India's competition watchdog has begun an inquiry into Google after some companies alleged the service fee the U.S. firm charges for in-app payments breaches an earlier antitrust directive, a regulatory order seen by Reuters showed on Friday.
Tinder-owner Match Group and Indian startups have asked the watchdog to investigate Google's new User Choice Billing (UCB) system, which they alleged was anti-competitive.
The Competition Commission said on Friday, May 12, that it felt it was necessary to open an investigation. According to Reuters, the Commission's order was not public, and Google did not comment.
In October, the CCI imposed a $113 million fine on Google and said it must allow the use of third-party billing and stop forcing developers to use its in-app payment system that charges commission of 15%-30%.

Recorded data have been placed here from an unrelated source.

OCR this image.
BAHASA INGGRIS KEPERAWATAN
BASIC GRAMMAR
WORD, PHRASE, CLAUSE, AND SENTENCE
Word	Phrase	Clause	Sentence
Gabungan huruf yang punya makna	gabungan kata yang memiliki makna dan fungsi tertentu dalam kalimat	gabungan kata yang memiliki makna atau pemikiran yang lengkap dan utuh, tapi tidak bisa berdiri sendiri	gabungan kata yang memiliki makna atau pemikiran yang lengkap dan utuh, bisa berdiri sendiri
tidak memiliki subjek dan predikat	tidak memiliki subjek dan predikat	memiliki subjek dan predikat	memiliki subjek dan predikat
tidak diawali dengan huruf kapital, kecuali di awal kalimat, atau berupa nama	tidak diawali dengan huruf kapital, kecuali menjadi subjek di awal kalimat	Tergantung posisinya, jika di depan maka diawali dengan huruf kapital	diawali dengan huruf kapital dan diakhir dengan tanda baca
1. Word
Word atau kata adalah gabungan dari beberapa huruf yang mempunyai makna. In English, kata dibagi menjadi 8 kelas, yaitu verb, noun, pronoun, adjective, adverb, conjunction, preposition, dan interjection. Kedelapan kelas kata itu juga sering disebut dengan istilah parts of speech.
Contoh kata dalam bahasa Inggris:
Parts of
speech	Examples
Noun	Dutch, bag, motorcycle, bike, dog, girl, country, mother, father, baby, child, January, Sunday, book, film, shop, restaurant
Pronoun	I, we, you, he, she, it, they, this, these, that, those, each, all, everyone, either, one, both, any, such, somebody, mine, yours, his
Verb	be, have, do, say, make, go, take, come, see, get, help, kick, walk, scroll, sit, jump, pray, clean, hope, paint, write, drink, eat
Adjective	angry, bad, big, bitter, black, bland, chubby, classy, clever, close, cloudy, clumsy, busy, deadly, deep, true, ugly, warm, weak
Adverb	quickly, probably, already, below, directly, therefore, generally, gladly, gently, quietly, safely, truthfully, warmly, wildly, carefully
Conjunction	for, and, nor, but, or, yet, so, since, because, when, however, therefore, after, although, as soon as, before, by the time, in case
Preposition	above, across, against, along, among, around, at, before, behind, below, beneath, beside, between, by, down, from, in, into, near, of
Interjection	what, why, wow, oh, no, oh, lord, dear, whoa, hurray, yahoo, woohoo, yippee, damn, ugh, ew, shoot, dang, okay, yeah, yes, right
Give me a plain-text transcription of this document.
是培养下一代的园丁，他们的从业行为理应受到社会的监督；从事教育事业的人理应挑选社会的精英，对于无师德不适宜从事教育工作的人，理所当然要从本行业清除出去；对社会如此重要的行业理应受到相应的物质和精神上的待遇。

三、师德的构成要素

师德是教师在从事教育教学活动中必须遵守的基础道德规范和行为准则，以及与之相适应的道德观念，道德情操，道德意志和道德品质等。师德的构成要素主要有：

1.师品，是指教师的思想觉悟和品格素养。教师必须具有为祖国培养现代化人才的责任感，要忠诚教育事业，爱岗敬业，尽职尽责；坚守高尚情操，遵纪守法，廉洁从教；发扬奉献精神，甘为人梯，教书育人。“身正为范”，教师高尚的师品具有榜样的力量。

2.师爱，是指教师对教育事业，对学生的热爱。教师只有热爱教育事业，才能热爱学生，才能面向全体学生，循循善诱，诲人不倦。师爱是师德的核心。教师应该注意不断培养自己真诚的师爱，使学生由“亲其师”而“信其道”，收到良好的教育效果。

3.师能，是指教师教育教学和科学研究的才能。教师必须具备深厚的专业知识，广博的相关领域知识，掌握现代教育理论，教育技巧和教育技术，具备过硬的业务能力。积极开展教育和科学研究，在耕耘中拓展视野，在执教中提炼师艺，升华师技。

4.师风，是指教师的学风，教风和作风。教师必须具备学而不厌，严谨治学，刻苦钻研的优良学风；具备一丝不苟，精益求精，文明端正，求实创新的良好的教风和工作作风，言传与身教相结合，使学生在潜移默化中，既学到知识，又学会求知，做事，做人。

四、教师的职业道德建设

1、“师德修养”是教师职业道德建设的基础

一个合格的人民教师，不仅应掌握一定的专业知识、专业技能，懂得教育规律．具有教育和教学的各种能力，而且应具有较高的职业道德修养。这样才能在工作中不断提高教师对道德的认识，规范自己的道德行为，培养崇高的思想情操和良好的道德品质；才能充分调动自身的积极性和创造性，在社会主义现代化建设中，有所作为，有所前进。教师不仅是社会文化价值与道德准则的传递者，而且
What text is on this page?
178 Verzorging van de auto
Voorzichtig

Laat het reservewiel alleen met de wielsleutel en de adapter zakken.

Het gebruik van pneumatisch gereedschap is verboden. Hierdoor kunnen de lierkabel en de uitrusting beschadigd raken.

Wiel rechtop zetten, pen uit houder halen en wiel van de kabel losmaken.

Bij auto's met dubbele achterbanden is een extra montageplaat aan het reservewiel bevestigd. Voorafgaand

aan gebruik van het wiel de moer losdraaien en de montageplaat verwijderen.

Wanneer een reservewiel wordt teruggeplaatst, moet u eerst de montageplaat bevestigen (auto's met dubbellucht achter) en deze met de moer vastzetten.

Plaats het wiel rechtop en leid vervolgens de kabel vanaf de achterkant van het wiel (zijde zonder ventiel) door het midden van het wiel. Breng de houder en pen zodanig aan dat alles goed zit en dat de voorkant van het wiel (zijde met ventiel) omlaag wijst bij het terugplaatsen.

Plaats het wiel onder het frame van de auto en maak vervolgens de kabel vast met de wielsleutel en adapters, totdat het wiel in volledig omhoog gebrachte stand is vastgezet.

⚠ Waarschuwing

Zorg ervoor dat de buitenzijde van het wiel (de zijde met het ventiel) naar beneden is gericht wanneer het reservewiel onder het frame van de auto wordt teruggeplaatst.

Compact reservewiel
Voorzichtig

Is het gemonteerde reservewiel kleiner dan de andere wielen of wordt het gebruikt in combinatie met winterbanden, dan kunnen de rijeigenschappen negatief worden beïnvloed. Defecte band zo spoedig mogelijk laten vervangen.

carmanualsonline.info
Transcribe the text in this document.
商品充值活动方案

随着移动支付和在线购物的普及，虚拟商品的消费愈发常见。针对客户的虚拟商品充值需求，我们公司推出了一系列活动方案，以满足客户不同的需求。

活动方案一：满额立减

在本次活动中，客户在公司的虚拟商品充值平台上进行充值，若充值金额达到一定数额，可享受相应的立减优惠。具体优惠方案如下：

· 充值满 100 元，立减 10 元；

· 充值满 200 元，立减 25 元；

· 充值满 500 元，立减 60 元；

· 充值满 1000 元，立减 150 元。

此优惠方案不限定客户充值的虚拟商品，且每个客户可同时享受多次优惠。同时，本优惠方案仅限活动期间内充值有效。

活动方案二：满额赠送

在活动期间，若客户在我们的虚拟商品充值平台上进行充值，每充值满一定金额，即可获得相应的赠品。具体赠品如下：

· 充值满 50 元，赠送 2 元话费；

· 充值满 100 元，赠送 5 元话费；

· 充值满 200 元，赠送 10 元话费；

Google later began offering UCB to allow alternative payments alongside Google's when purchasing in-app digital content, but some companies complained the new system still imposes a high "service fee" of 11%-26%.
In its order, the watchdog asked Google to explain certain provisions related to the in-app payment system before and after UCB and provide details of policies related to sharing of user and app developer data.
Google needs to respond in four weeks, the order said.